When the people who are babies now go out to find jobs — and there may not be quite as many of them as we thought, the AHCA and its successors may well redistribute more wealth upward with bigger and better cuts and outright elimination of things like Medicare, Medicaid, Social Security, EBT/Food Stamps, and so forth, which means higher infant mortality and more kids who die before adulthood — they may find robots doing them.

And not just the poor kids. The less poor kids, the scions of the dying middle class and the bottom of the upper class, the ones making only a paltry quarter million a year, may find their jobs being done by robots as well. It’s easy to imagine robots digging ditches and selling fries, but they can also order supplies and pay bills and manage expenses and plan advertising campaigns and handle routine legal cases and do surgery and repair cars and dispense prescribed medications.

They’re close to that today. In a generation they’ll be able to do it. Once robots are popular enough, the economy of scale kicks in as it is right now with solar and wind power, and prices drop precipitously, and then everyone will want robot workers and nobody will want humans with their messy bathroom breaks and headaches and needing to attend funerals and weddings and wanting retirement funds and asking for raises because the kid needs braces.

So not only will the money be for the top 1%, but the jobs and the healthcare will be for the top 1%. If you’re really lucky.
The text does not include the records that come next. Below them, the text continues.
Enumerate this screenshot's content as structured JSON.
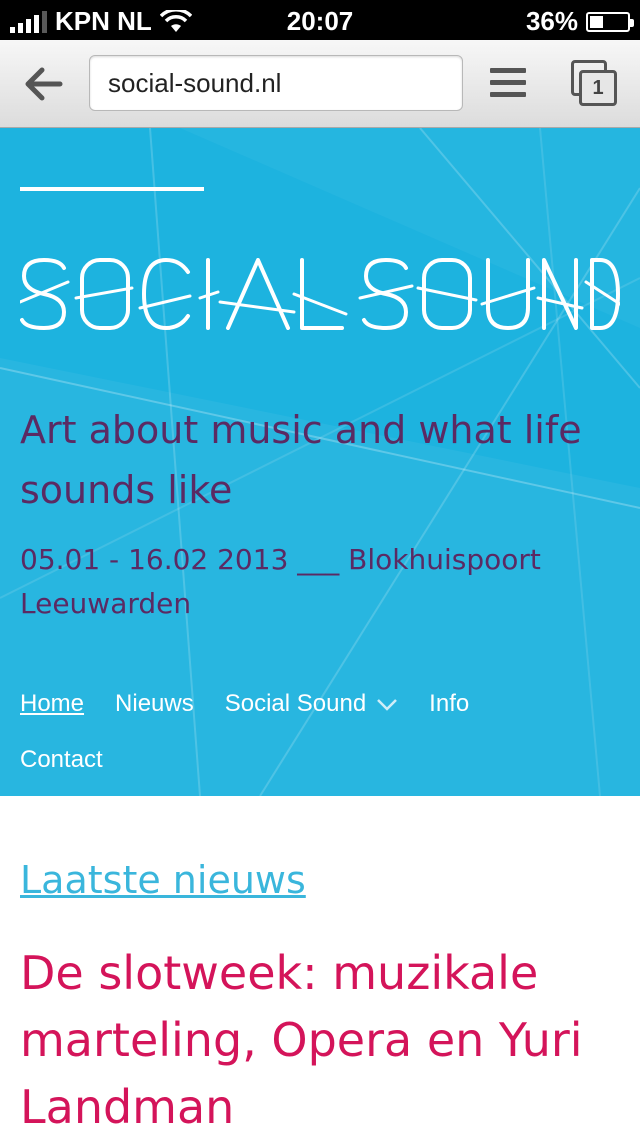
{
  "status_bar": {
    "carrier": "KPN NL",
    "time": "20:07",
    "battery": "36%",
    "battery_level": 0.36
  },
  "browser": {
    "url": "social-sound.nl"
  },
  "hero": {
    "logo_text": "SOCIAL SOUND",
    "tagline": "Art about music and what life sounds like",
    "dates": "05.01 - 16.02 2013 ___ Blokhuispoort Leeuwarden",
    "bg_color": "#1db3df",
    "text_color": "#5b2a63"
  },
  "nav": {
    "items": [
      {
        "label": "Home"
      },
      {
        "label": "Nieuws"
      },
      {
        "label": "Social Sound"
      },
      {
        "label": "Info"
      },
      {
        "label": "Contact"
      }
    ]
  },
  "main": {
    "section_title": "Laatste nieuws",
    "article_title": "De slotweek: muzikale marteling, Opera en Yuri Landman",
    "link_color": "#3ab6dc",
    "title_color": "#d4145a"
  },
  "icons": {
    "back": "back-arrow-icon",
    "menu": "menu-icon",
    "tabs": "tabs-icon",
    "wifi": "wifi-icon",
    "signal": "signal-icon",
    "battery": "battery-icon",
    "chevron": "chevron-down-icon"
  }
}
Maybe all those things will be for the top .1%.

And everyone else?

Well, the ones with the money and the jobs and the healthcare will have to figure out what to do with you.

Maybe human servants will come into vogue and we can all get jobs serving the very rich for room and board and maybe some basic medical care. But probably not for cancer or disability or chronic illness. Servants are cheap. When one goes bad, you throw it away and get another one.
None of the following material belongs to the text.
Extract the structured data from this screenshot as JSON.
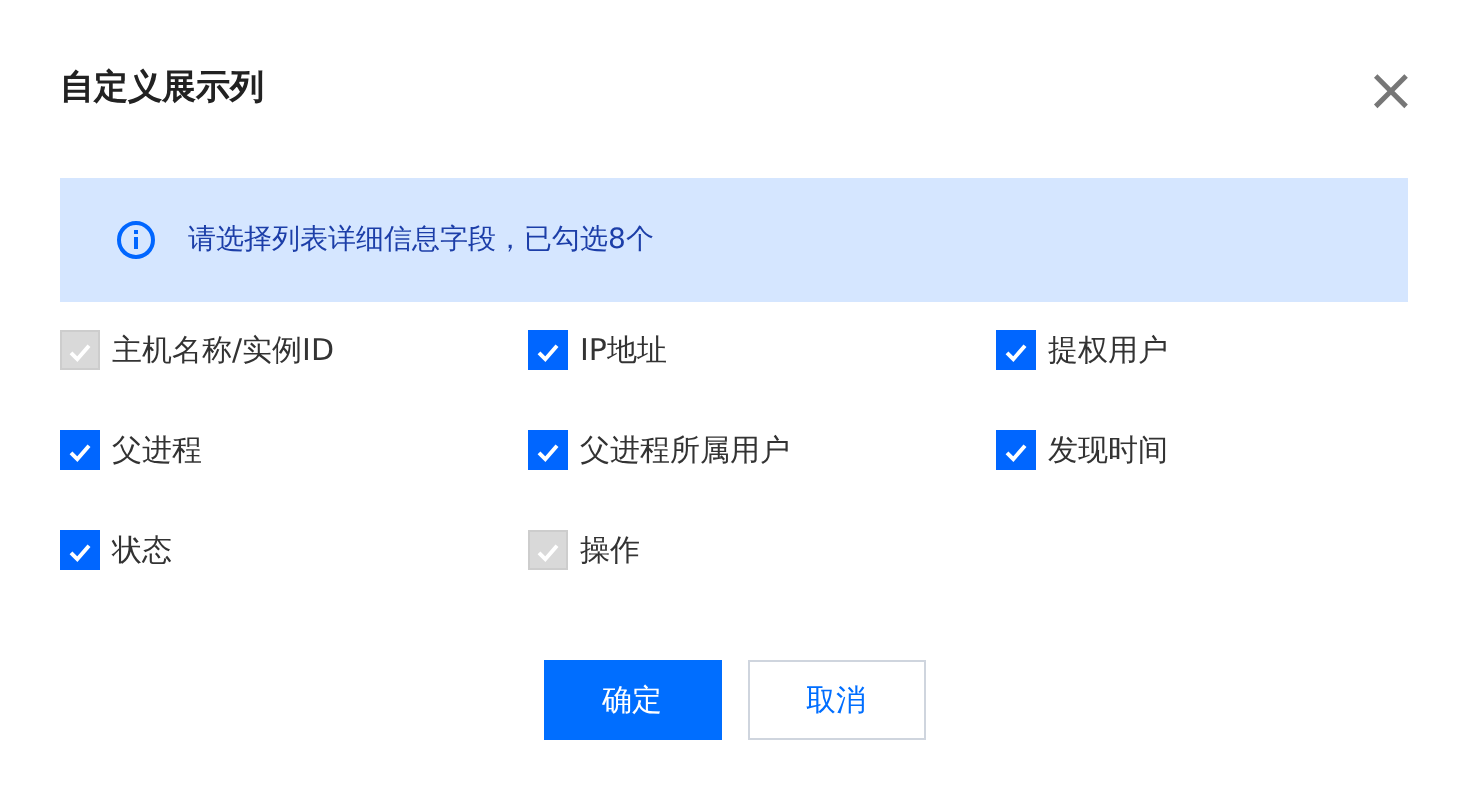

Because now life is cheap, and all the gains of society are routed into the pockets of the megawealthy, and all the cool stuff the robots make goes to them as well.

And if you don’t like it? Robots can make more than cool stuff. They can make war as well. Without risking any precious rich skin. Even the military, traditional route out of poverty, can be handled by robots and very, very few humans indeed.

There are a few million more people who can do without healthcare — or at least, who will have to, to free up some more money to give away to the already very wealthy.

Remember, this is a worst case imagining. Things might turn out better than this. But for that to happen, we’re going to have to fight for it. Hopefully figuratively, with words and protests and votes and candidates who can imagine a better purpose for our society than slashing healthcare for half of the nation in order to put a trillion dollars into the pockets of billionaires.